Friday, June 1st 2018
TULSA, Okla. (KTUL) — Tulsa Public Schools says its budget for the 2018-2019 school year will assume that the district will receive funding for the pay raises approved by the state legislature.
The district says the budget for next school year will plan for $23 million in funding to give raises to teachers and support staff. That accounts for the average $6,100 raise for teachers called for by HB1023XX, as well as the $1,250 raise for support employees called for by HB1026XX.
But there’s a chance the district might not get that funding. A group called Oklahoma Taxpayers Unite! is working to roll back the tax increases that were signed into law to fund the raises. The group is petitioning to put the tax increases to a vote of the people in November, but they claim that repealing the taxes would not mean teachers didn’t get raises.
TPS Chief Financial Officer Nolberto Delgadillo estimates that if the tax increases are defeated in November, the district could still potentially collect 70 percent of the funding needed to afford the pay raises. The district says they would not be able to make up the difference beyond that point.

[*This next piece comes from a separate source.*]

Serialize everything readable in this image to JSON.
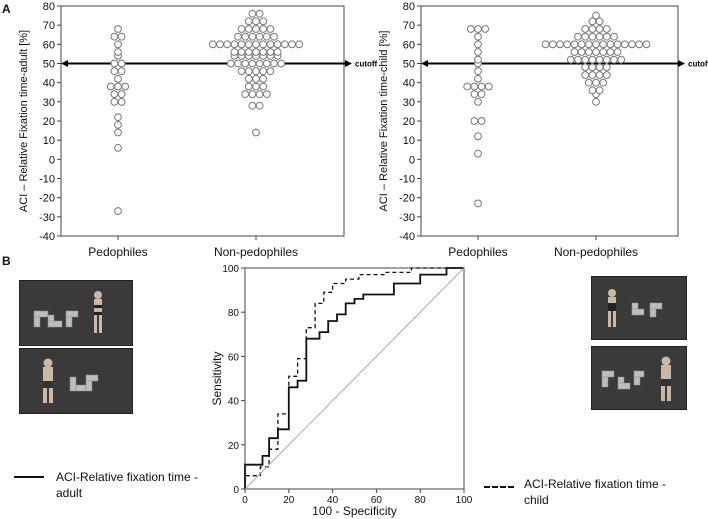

“Regardless of the amount of funding we receive, we will pass every cent of that new revenue directly on to our educators and support staff,” Delgadillo said in a press release. “At this point, we are still working to understand the logistics of how we would distribute the funding.”
MORE | TPS cancels classes on Election Day so teachers, administrators can vote
Tulsa Public Schools is asking its teachers to sign their contracts for next school year by Friday. Some teachers have held off on signing because those contracts do not reflect the pay raise enacted by the legislature due to the uncertainty of the raises’ future.
The district says the announcement on the budget will not affect the contracts being offered to teachers.